Что это за знание, как его классифицировать, какие преобразования и трансформацию старого оно влечет, – все это вопросы особого свойства. Они интересны, спору нет. Но более – для науковедов. Мы же, как требует того избранный нами жанр, просто поясним свою мысль.
На самом деле, в одних случаях новое знание доставляют просто новые факты. Эта ситуация наиболее типична для геологии. В других случаях новое рождается как некое эмпирическое обобщение из ранее известных фактов (концепция биосферы Вернадского); в третьих – новым будет только более высокая ступень абстрагирования – самостоятельная теория (теория платформ).
А можно сказать и иначе, более кратко. Часто открытие – это конечный результат деятельности. Но не менее часто – это процесс.
Если мы не будем спорить с тем, что открытие – это и новое явление природы, и новая ступень обобщения известных фактов, и даже новые мировоззренческие (методологические) принципы изучения Природы, то следуя дальше, должны признать, что наука – это не просто кладовая знаний, наука – это, конечно, системное знание. У каждой науки существуют свои, только ей свойственные преобразователи новых фактов и нового знания, укладывающие их в русло данной науки.
Если какое-либо открытие – это заурядный факт (таких большинство), то он просто ложится на дно науки и делает его менее вязким; бывают и такие, которые размывают берега; случаются (но крайне редко) открытия, дающие новые протоки (так рождаются сопредельные науки). Чем наука совершеннее, чем она более развита, тем ее преобразователи действуют жестче. Так, в математике достаточно одного опровергающего примера, чтобы теория перестала существовать. В геологии же такое невозможно в принципе. Почему? Скоро станет понятно.
Итак, мера системности знания зависит от теоретического совершенства науки. Чтобы напустить еще больше тумана, можно, используя известный журналистский прием, с пафосом вопросить:
– И все же, «теоретическое совершенство или совершенство теории»?
Вопрос на самом деле ясен: у науки теоретическая компонента не может быть развитой, если в арсенал науки не включены самостоятельные теории. А вот как они строятся, как соотносятся с фактами, – вопрос отдельный.
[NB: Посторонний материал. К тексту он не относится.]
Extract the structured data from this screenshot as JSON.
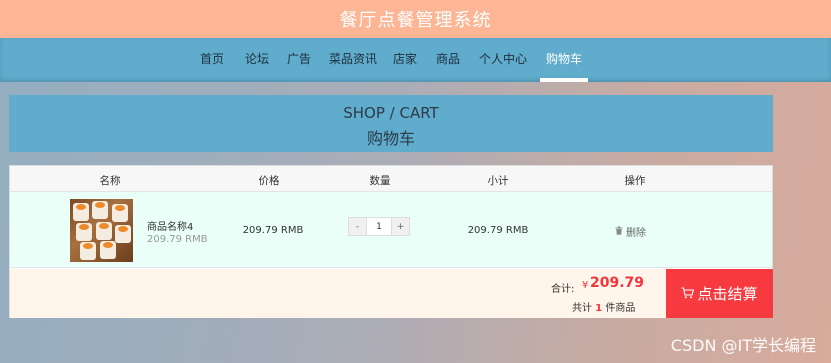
{
  "app": {
    "title": "餐厅点餐管理系统"
  },
  "nav": {
    "items": [
      {
        "label": "首页"
      },
      {
        "label": "论坛"
      },
      {
        "label": "广告"
      },
      {
        "label": "菜品资讯"
      },
      {
        "label": "店家"
      },
      {
        "label": "商品"
      },
      {
        "label": "个人中心"
      },
      {
        "label": "购物车",
        "active": true
      }
    ]
  },
  "banner": {
    "title_en": "SHOP / CART",
    "title_cn": "购物车"
  },
  "cart": {
    "columns": [
      "名称",
      "价格",
      "数量",
      "小计",
      "操作"
    ],
    "items": [
      {
        "name": "商品名称4",
        "price_sub": "209.79 RMB",
        "price": "209.79 RMB",
        "quantity": "1",
        "decrement_label": "-",
        "increment_label": "+",
        "subtotal": "209.79 RMB",
        "delete_label": "删除"
      }
    ],
    "footer": {
      "total_label": "合计:",
      "currency": "¥",
      "total_value": "209.79",
      "count_prefix": "共计",
      "count": "1",
      "count_suffix": "件商品",
      "checkout_label": "点击结算"
    }
  },
  "watermark": "CSDN @IT学长编程",
  "colors": {
    "accent_red": "#f73a3f",
    "nav_blue": "#5faccd",
    "header_peach": "#fcb595"
  },
  "icons": {
    "delete": "trash-icon",
    "checkout": "cart-icon"
  }
}
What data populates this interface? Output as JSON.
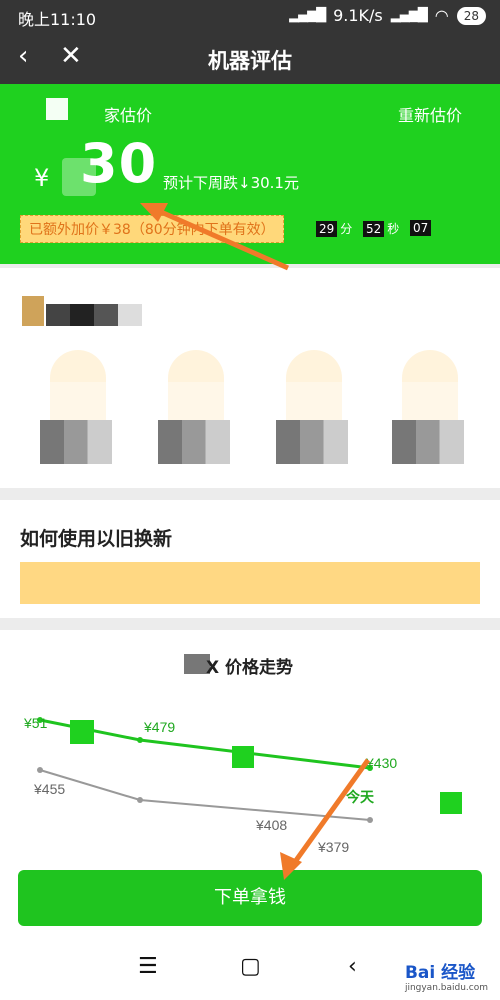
{
  "status_bar": {
    "time": "晚上11:10",
    "network_speed": "9.1K/s",
    "battery": "28"
  },
  "nav": {
    "title": "机器评估"
  },
  "estimate": {
    "label": "家估价",
    "reestimate": "重新估价",
    "currency": "¥",
    "price_visible": "30",
    "forecast": "预计下周跌↓30.1元",
    "bonus": "已额外加价￥38（80分钟内下单有效）",
    "countdown": [
      {
        "value": "29",
        "unit": "分"
      },
      {
        "value": "52",
        "unit": "秒"
      },
      {
        "value": "07",
        "unit": ""
      }
    ]
  },
  "howto": {
    "title": "如何使用以旧换新"
  },
  "trend": {
    "title": "X 价格走势",
    "today_label": "今天"
  },
  "chart_data": {
    "type": "line",
    "title": "X 价格走势",
    "series": [
      {
        "name": "",
        "color": "#1fc41f",
        "points": [
          "¥51",
          "¥479",
          "¥430"
        ],
        "values": [
          510,
          479,
          430
        ]
      },
      {
        "name": "",
        "color": "#999999",
        "points": [
          "¥455",
          "¥408",
          "¥379"
        ],
        "values": [
          455,
          408,
          379
        ]
      }
    ],
    "annotations": [
      "今天"
    ]
  },
  "cta": {
    "label": "下单拿钱"
  },
  "watermark": {
    "brand": "Bai 经验",
    "url": "jingyan.baidu.com"
  },
  "colors": {
    "brand_green": "#1fd11f",
    "dark_bar": "#353535",
    "bonus_bg": "#ffd87a",
    "bonus_text": "#e0731a",
    "arrow": "#f07a2a"
  }
}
И чем менее совершенна (в теоретическом отношении) наука, тем более сложными, запутанными являются ее отношения с теоретическим знанием.
Попробуем, к примеру, связать воедино некоторые сентенции выдающихся естествоиспытателей прошлого.
«Факты без теории – не наука», – заявлял химик Александр Михайлович Бутлеров (1828-1886). «Разумеется, – как бы вел с ним диалог через десятилетия физиолог Иван Петрович Павлов (1849-1936). – Но если нет в голове идей, то не увидишь и фактов». Справедливо? Разумеется. Но только от справедливости этой практически никакого проку, ибо в условиях замкнутого круга, в который мы попали не без помощи ценных указаний ученых, бесполезно доискиваться, чтó непременно первично – факты для теории или идея для фактов. Такого рода дискуссии изначально обречены. Мы ими заниматься не будем.
Более разумно признать, что в каждый период развития науки (и геологии, в частности) необходимы теории, синтезирующие отдельные факты, дающие им удовлетворительное истолкование и определяющие перспективы дальнейшего прогресса теории. Однако существует и предел совершенствования любой теории. Неизбежно наступает момент, когда на смену ей появляется новая теоретическая конструкция, а старая становится достоянием историков. Это нормальный ход науки. Другого, как говорится, не дано.